Discretionary Portfolio Investment Management Agreement

Discreet investment managers demonstrate their strategies through a systematic approach that facilitates reporting of results and the implementation of investment strategies in a certain way. Investments are not tailored or tailored to a client; On the contrary, investments are made according to client strategies. In other words, clients are grouped according to their goals and risk tolerance. Each group will then create the same investment portfolio from the pool deposited by the clients. The actual client account is separate and the invested funds are weighted on individual investments. Vestoq Ltd. (“Manager”) undertakes to manage the investments for you as a client (“customer”) on the following terms: Subject to the terms of this agreement, the client appoints the director managing his portfolio of assets (including uninvested funds and income for temporal and temporal reasons) held in the manager`s account, as detailed in this agreement (“Account”), free of all pledges and fees (“funds”) to manage the fund at its sole discretion (including by third-party directors), effective in the manager`s notification to the client that it was delivered with each of the documents and statements satisfactory to him, which is required by the manager and/or the laws in force. The Administrator acts in the performance of his duties, powers and obligations under this agreement, in accordance with the standards established by this agreement, in order to achieve investment objectives and in accordance with the restrictions that have been amended from time to time in the investment guidelines and restrictions on the www.vestoq.com website and in the part of this agreement (“Guidelines”). one way or another. Discretionary investment management can only be offered by individuals with extensive investment experience and advanced training knowledge, many investment managers with one or more professional names such as Chartered Financial Analyst (CFA), Chartered Alternative Analyst Chartered Alternative Analyst (CAIA), Chartered Market Technician (CMT) or Financial Risk Manager (FRM). The investment manager`s strategy may include the purchase of a large number of securities in the market, provided it matches his client`s risk profile and financial objectives. For example, discretionary investment managers may purchase securities such as stocks, bonds, ETFs and financial derivatives.

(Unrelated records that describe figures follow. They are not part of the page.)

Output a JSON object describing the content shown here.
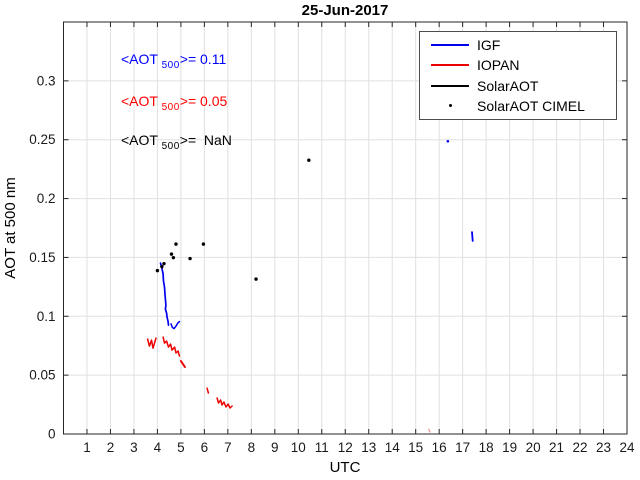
{
  "chart_data": {
    "type": "line",
    "title": "25-Jun-2017",
    "xlabel": "UTC",
    "ylabel": "AOT at 500 nm",
    "xlim": [
      0,
      24
    ],
    "ylim": [
      0,
      0.35
    ],
    "x_ticks": [
      1,
      2,
      3,
      4,
      5,
      6,
      7,
      8,
      9,
      10,
      11,
      12,
      13,
      14,
      15,
      16,
      17,
      18,
      19,
      20,
      21,
      22,
      23,
      24
    ],
    "y_ticks": [
      0,
      0.05,
      0.1,
      0.15,
      0.2,
      0.25,
      0.3
    ],
    "y_tick_labels": [
      "0",
      "0.05",
      "0.1",
      "0.15",
      "0.2",
      "0.25",
      "0.3"
    ],
    "grid": true,
    "grid_color": "#e0e0e0",
    "axis_color": "#262626",
    "legend_position": "top-right",
    "series": [
      {
        "name": "IGF",
        "color": "#0000EE",
        "type": "line",
        "segments": [
          {
            "pts": [
              [
                4.13,
                0.1452
              ],
              [
                4.19,
                0.1409
              ],
              [
                4.24,
                0.1358
              ],
              [
                4.26,
                0.1299
              ],
              [
                4.3,
                0.1248
              ],
              [
                4.32,
                0.1197
              ],
              [
                4.34,
                0.1146
              ],
              [
                4.36,
                0.1095
              ],
              [
                4.34,
                0.1061
              ],
              [
                4.39,
                0.1027
              ],
              [
                4.41,
                0.0993
              ],
              [
                4.45,
                0.0959
              ],
              [
                4.47,
                0.0925
              ]
            ],
            "width": 1.7
          },
          {
            "pts": [
              [
                4.58,
                0.0935
              ],
              [
                4.64,
                0.0905
              ],
              [
                4.71,
                0.0895
              ],
              [
                4.79,
                0.0917
              ],
              [
                4.88,
                0.0946
              ],
              [
                4.94,
                0.0955
              ]
            ],
            "width": 1.5
          },
          {
            "pts": [
              [
                17.4,
                0.1715
              ],
              [
                17.43,
                0.164
              ]
            ],
            "width": 1.8
          }
        ],
        "points": [
          [
            16.37,
            0.2487
          ]
        ],
        "marker_r": 1.3
      },
      {
        "name": "IOPAN",
        "color": "#EE0000",
        "type": "line",
        "segments": [
          {
            "pts": [
              [
                3.58,
                0.0806
              ],
              [
                3.66,
                0.0747
              ],
              [
                3.75,
                0.0798
              ],
              [
                3.81,
                0.073
              ],
              [
                3.94,
                0.0815
              ]
            ],
            "width": 1.5
          },
          {
            "pts": [
              [
                4.24,
                0.0823
              ],
              [
                4.3,
                0.0772
              ],
              [
                4.39,
                0.0789
              ],
              [
                4.47,
                0.0738
              ],
              [
                4.56,
                0.0764
              ],
              [
                4.62,
                0.0713
              ],
              [
                4.73,
                0.0738
              ],
              [
                4.79,
                0.0688
              ],
              [
                4.88,
                0.0705
              ],
              [
                4.94,
                0.0662
              ]
            ],
            "width": 1.5
          },
          {
            "pts": [
              [
                5.0,
                0.062
              ],
              [
                5.17,
                0.0569
              ]
            ],
            "width": 2.0
          },
          {
            "pts": [
              [
                6.11,
                0.039
              ],
              [
                6.17,
                0.0348
              ]
            ],
            "width": 1.5
          },
          {
            "pts": [
              [
                6.54,
                0.0306
              ],
              [
                6.6,
                0.0263
              ],
              [
                6.69,
                0.0289
              ],
              [
                6.75,
                0.0246
              ],
              [
                6.83,
                0.0272
              ],
              [
                6.92,
                0.0229
              ],
              [
                7.01,
                0.0255
              ],
              [
                7.09,
                0.0221
              ],
              [
                7.18,
                0.0238
              ]
            ],
            "width": 1.5
          },
          {
            "pts": [
              [
                15.56,
                0.004
              ],
              [
                15.61,
                0.0017
              ]
            ],
            "width": 1.2,
            "opacity": 0.45
          }
        ],
        "points": []
      },
      {
        "name": "SolarAOT",
        "color": "#000000",
        "type": "line",
        "segments": [],
        "points": []
      },
      {
        "name": "SolarAOT CIMEL",
        "color": "#000000",
        "type": "scatter",
        "segments": [],
        "points": [
          [
            4.0,
            0.1388
          ],
          [
            4.19,
            0.1422
          ],
          [
            4.28,
            0.1447
          ],
          [
            4.6,
            0.1528
          ],
          [
            4.68,
            0.1498
          ],
          [
            4.79,
            0.1613
          ],
          [
            5.39,
            0.149
          ],
          [
            5.96,
            0.1613
          ],
          [
            8.2,
            0.1316
          ],
          [
            10.45,
            0.2326
          ]
        ],
        "marker_r": 1.7
      }
    ],
    "annotations": [
      {
        "prefix": "<AOT ",
        "sub": "500",
        "suffix": ">= 0.11",
        "color": "#0000FF",
        "x": 121,
        "y": 51
      },
      {
        "prefix": "<AOT ",
        "sub": "500",
        "suffix": ">= 0.05",
        "color": "#FF0000",
        "x": 121,
        "y": 93
      },
      {
        "prefix": "<AOT ",
        "sub": "500",
        "suffix": ">=  NaN",
        "color": "#000000",
        "x": 121,
        "y": 132
      }
    ]
  },
  "legend": {
    "items": [
      {
        "label": "IGF",
        "color": "#0000EE",
        "marker": "line"
      },
      {
        "label": "IOPAN",
        "color": "#EE0000",
        "marker": "line"
      },
      {
        "label": "SolarAOT",
        "color": "#000000",
        "marker": "line"
      },
      {
        "label": "SolarAOT CIMEL",
        "color": "#000000",
        "marker": "dot"
      }
    ]
  }
}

The client recognizes that the manager`s investment recommendations carry some risk. The client recognizes that all investment activities in the fund are done at the client`s own risk, which may result in the loss of the client`s investment capital, annual income and/or tax benefits. The client acknowledges that the manager does not claim to be able to accurately predict the future short-term performance of a fund or asset class. The client recognizes that the manager must be evaluated before recommending specific investment opportunities to the client. When assessing judgments, the manager agrees to make reasonable efforts to verify the sources of information that he considers valuable, accurate and reliable. The client recognizes that the manager cannot investigate all publicly available sources of information and not.